C'est elle qui te répond quand tu parles sur falaí. Marina est un personnage : une intelligence artificielle, avec un accent, un vocabulaire et des habitudes de langage choisis avec soin. Voici lesquels, et pourquoi.
Il n'existe pas d'accent brésilien neutre. Un Pauliste, un Mineiro, un Gaúcho et un Baiano ne prononcent pas la même langue de la même façon, et choisir « le brésilien standard » revient toujours à choisir l'accent de quelque part sans le dire. Autant l'assumer.
Le carioca a un avantage pratique : c'est l'accent que l'on entend le plus dans les novelas, la musique et une grande partie de ce qui s'exporte du Brésil. C'est aussi celui de Rio, la ville où atterrissent la plupart des francophones qui découvrent le pays. Le comprendre, c'est comprendre une bonne moitié de ce qu'on entendra sur place.
Le registre de Marina a été calibré puis relu par une Brésilienne, sur un critère simple : est-ce qu'une carioca sympathique dirait ça à un ami étranger ? Le résultat se tient entre deux écueils : le portugais de manuel, que personne ne parle, et l'argot de rue, qu'un apprenant ne devrait pas récupérer sans savoir à qui il s'adresse.

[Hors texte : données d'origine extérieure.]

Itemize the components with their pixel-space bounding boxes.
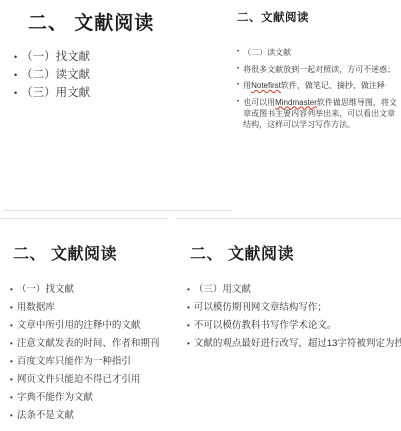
bullet-text: 注意文献发表的时间、作者和期刊: [17, 335, 160, 353]
bullet-icon: •: [187, 317, 190, 335]
bullet-item: • 不可以模仿教科书写作学术论文。: [187, 317, 401, 335]
bullet-text: （二）读文献: [21, 66, 90, 84]
bullet-text: 不可以模仿教科书写作学术论文。: [194, 317, 337, 335]
bullet-icon: •: [10, 281, 13, 299]
bullet-item: • 字典不能作为文献: [10, 389, 176, 407]
bullet-text: 可以模仿期刊网文章结构写作；: [194, 299, 327, 317]
bullet-icon: •: [14, 66, 17, 84]
bullet-item: • （二）读文献: [14, 66, 232, 84]
bullet-text: 字典不能作为文献: [17, 389, 93, 407]
bullet-item: • 文章中所引用的注释中的文献: [10, 317, 176, 335]
bullet-item: • 百度文库只能作为一种指引: [10, 353, 176, 371]
spellcheck-word: Mindmaster: [275, 98, 317, 107]
bullet-icon: •: [10, 389, 13, 407]
bullet-icon: •: [10, 299, 13, 317]
bullet-text: （二）读文献: [243, 47, 291, 58]
spellcheck-word: Notefirst: [251, 81, 281, 90]
bullet-item: • 用Notefirst软件，做笔记、摘抄、做注释: [237, 80, 399, 91]
bullet-text: 百度文库只能作为一种指引: [17, 353, 131, 371]
bullet-item: • 将很多文献放到一起对照读，方可不迷惑；: [237, 64, 399, 75]
slide-divider-top: [5, 210, 231, 211]
bullet-text: （三）用文献: [21, 84, 90, 102]
bullet-icon: •: [10, 317, 13, 335]
bullet-icon: •: [10, 371, 13, 389]
bullet-text: 用数据库: [17, 299, 55, 317]
bullet-text: 文章中所引用的注释中的文献: [17, 317, 141, 335]
slide-thumbnail-bottom-left[interactable]: 二、 文献阅读 • （一）找文献 • 用数据库 • 文章中所引用的注释中的文献 …: [0, 219, 176, 431]
bullet-icon: •: [10, 407, 13, 425]
bullet-icon: •: [237, 80, 239, 91]
slide-title: 二、 文献阅读: [28, 8, 232, 35]
bullet-text: 也可以用Mindmaster软件做思维导图，将文章或图书主要内容列举出来，可以看…: [243, 97, 399, 130]
slide-thumbnail-top-left[interactable]: 二、 文献阅读 • （一）找文献 • （二）读文献 • （三）用文献: [0, 0, 232, 210]
bullet-text: 将很多文献放到一起对照读，方可不迷惑；: [243, 64, 395, 75]
slide-title: 二、 文献阅读: [190, 241, 401, 264]
bullet-item: • （二）读文献: [237, 47, 399, 58]
bullet-icon: •: [187, 299, 190, 317]
bullet-icon: •: [10, 335, 13, 353]
bullet-text-segment: 也可以用: [243, 98, 275, 107]
slide-thumbnail-bottom-right[interactable]: 二、 文献阅读 • （三）用文献 • 可以模仿期刊网文章结构写作； • 不可以模…: [177, 219, 401, 431]
bullet-list: • （三）用文献 • 可以模仿期刊网文章结构写作； • 不可以模仿教科书写作学术…: [187, 281, 401, 353]
bullet-item: • 文献的观点最好进行改写，超过13字符被判定为抄袭。: [187, 335, 401, 353]
bullet-list: • （一）找文献 • 用数据库 • 文章中所引用的注释中的文献 • 注意文献发表…: [10, 281, 176, 425]
bullet-text: 网页文件只能迫不得已才引用: [17, 371, 141, 389]
bullet-item: • （三）用文献: [14, 84, 232, 102]
bullet-text-segment: 用: [243, 81, 251, 90]
bullet-item: • 注意文献发表的时间、作者和期刊: [10, 335, 176, 353]
bullet-icon: •: [237, 97, 239, 108]
bullet-item: • 也可以用Mindmaster软件做思维导图，将文章或图书主要内容列举出来，可…: [237, 97, 399, 130]
bullet-icon: •: [187, 281, 190, 299]
bullet-text: （三）用文献: [194, 281, 251, 299]
slide-sorter-grid: 二、 文献阅读 • （一）找文献 • （二）读文献 • （三）用文献 二、文献阅…: [0, 0, 401, 431]
bullet-list: • （一）找文献 • （二）读文献 • （三）用文献: [14, 48, 232, 102]
bullet-list: • （二）读文献 • 将很多文献放到一起对照读，方可不迷惑； • 用Notefi…: [237, 47, 399, 130]
bullet-text: （一）找文献: [21, 48, 90, 66]
slide-title: 二、 文献阅读: [13, 241, 176, 264]
bullet-item: • 网页文件只能迫不得已才引用: [10, 371, 176, 389]
bullet-icon: •: [237, 47, 239, 58]
bullet-item: • （一）找文献: [10, 281, 176, 299]
bullet-text: 法条不是文献: [17, 407, 74, 425]
bullet-icon: •: [14, 48, 17, 66]
bullet-item: • （三）用文献: [187, 281, 401, 299]
bullet-item: • 可以模仿期刊网文章结构写作；: [187, 299, 401, 317]
bullet-text-segment: 软件，做笔记、摘抄、做注释: [281, 81, 385, 90]
bullet-icon: •: [187, 335, 190, 353]
bullet-item: • 法条不是文献: [10, 407, 176, 425]
bullet-item: • 用数据库: [10, 299, 176, 317]
bullet-icon: •: [10, 353, 13, 371]
bullet-item: • （一）找文献: [14, 48, 232, 66]
slide-title: 二、文献阅读: [237, 9, 401, 25]
bullet-text: （一）找文献: [17, 281, 74, 299]
bullet-text: 文献的观点最好进行改写，超过13字符被判定为抄袭。: [194, 335, 401, 353]
bullet-icon: •: [14, 84, 17, 102]
bullet-text: 用Notefirst软件，做笔记、摘抄、做注释: [243, 80, 385, 91]
slide-thumbnail-top-right[interactable]: 二、文献阅读 • （二）读文献 • 将很多文献放到一起对照读，方可不迷惑； • …: [232, 0, 401, 219]
bullet-icon: •: [237, 64, 239, 75]
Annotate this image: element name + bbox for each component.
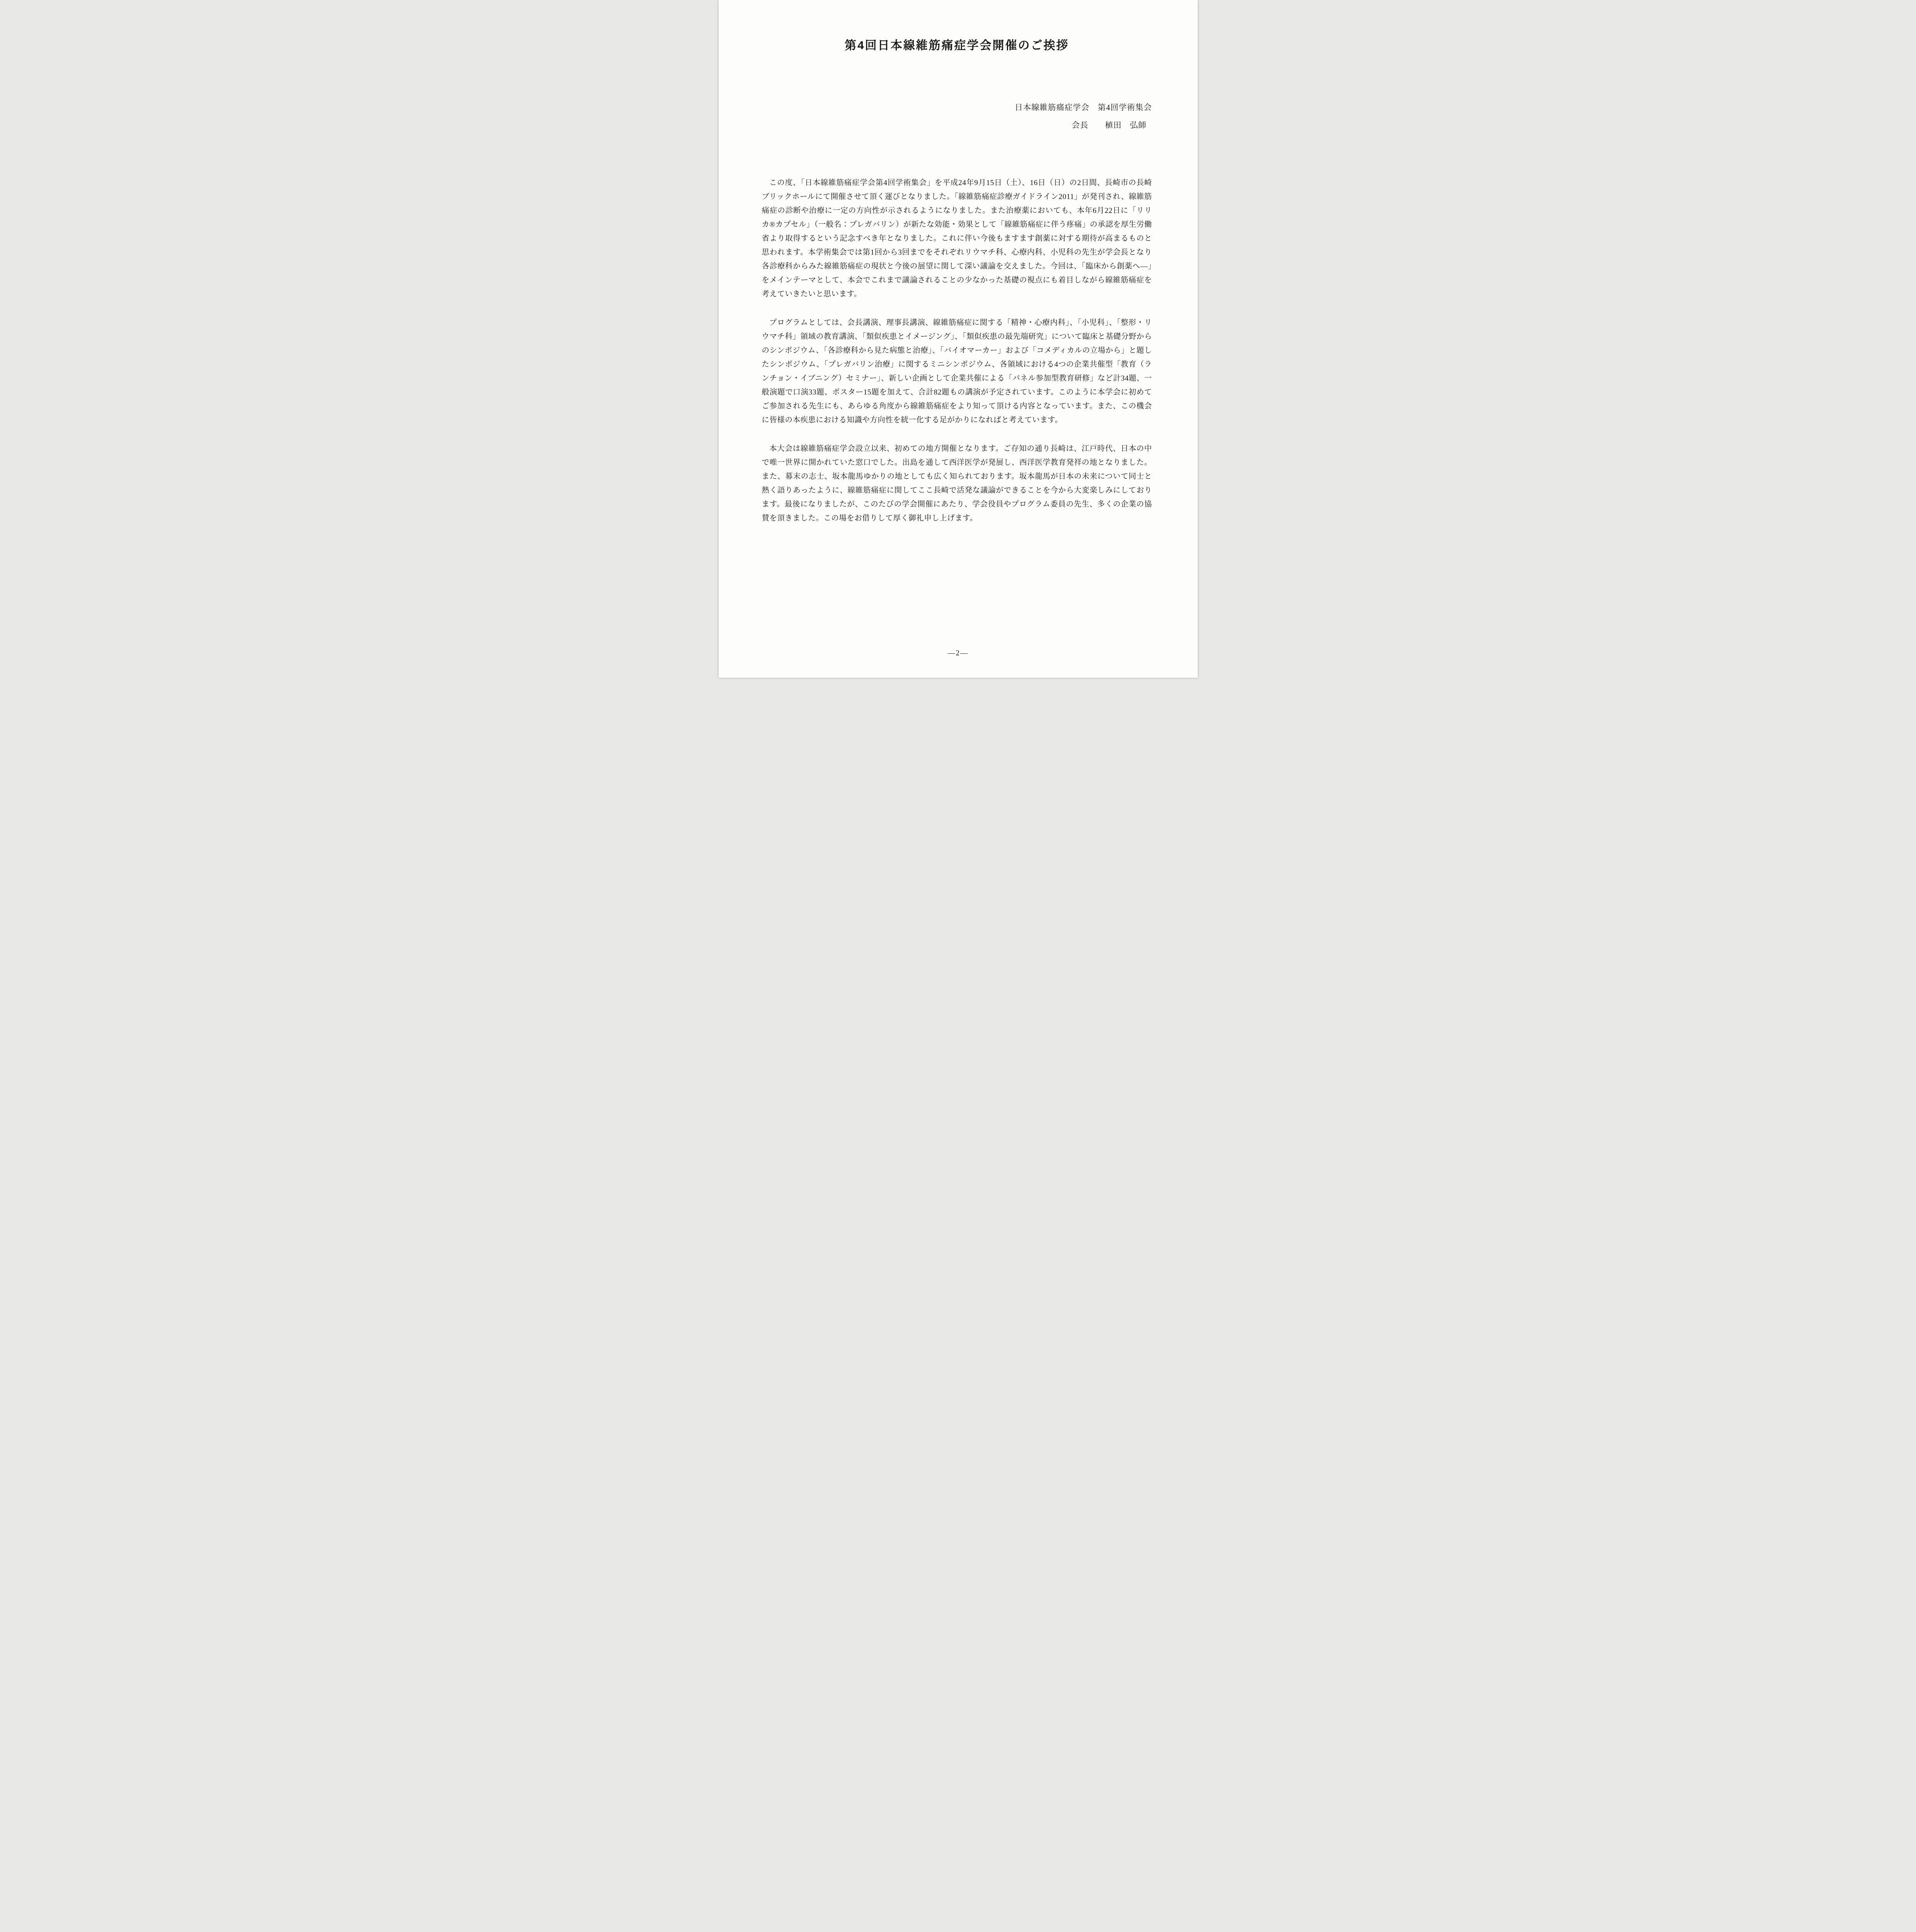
- document-page: 第4回日本線維筋痛症学会開催のご挨拶 日本線維筋痛症学会 第4回学術集会 会長 …: [719, 0, 1198, 678]
- president-name-line: 会長 植田 弘師: [762, 117, 1152, 134]
- page-number: ―2―: [719, 649, 1198, 658]
- paragraph-closing: 本大会は線維筋痛症学会設立以来、初めての地方開催となります。ご存知の通り長崎は、…: [762, 442, 1152, 526]
- organization-line: 日本線維筋痛症学会 第4回学術集会: [762, 99, 1152, 117]
- page-title: 第4回日本線維筋痛症学会開催のご挨拶: [762, 36, 1152, 53]
- paragraph-greeting: この度、「日本線維筋痛症学会第4回学術集会」を平成24年9月15日（土）、16日…: [762, 176, 1152, 301]
- letter-body: この度、「日本線維筋痛症学会第4回学術集会」を平成24年9月15日（土）、16日…: [762, 176, 1152, 526]
- paragraph-program: プログラムとしては、会長講演、理事長講演、線維筋痛症に関する「精神・心療内科」、…: [762, 316, 1152, 427]
- author-block: 日本線維筋痛症学会 第4回学術集会 会長 植田 弘師: [762, 99, 1152, 134]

D'une session à l'autre, Marina garde une fiche : ton niveau, ce sur quoi tu butes, les sujets qui reviennent, les expressions que tu as mises de côté. C'est ce qui distingue une vraie pratique d'une suite de conversations sans mémoire : elle peut replacer volontairement une expression que tu as apprise la semaine dernière pour voir si elle est acquise.
Ces données t'appartiennent : elles sont stockées dans l'Union européenne, exportables et supprimables à tout moment. Le détail est sur la page confidentialité.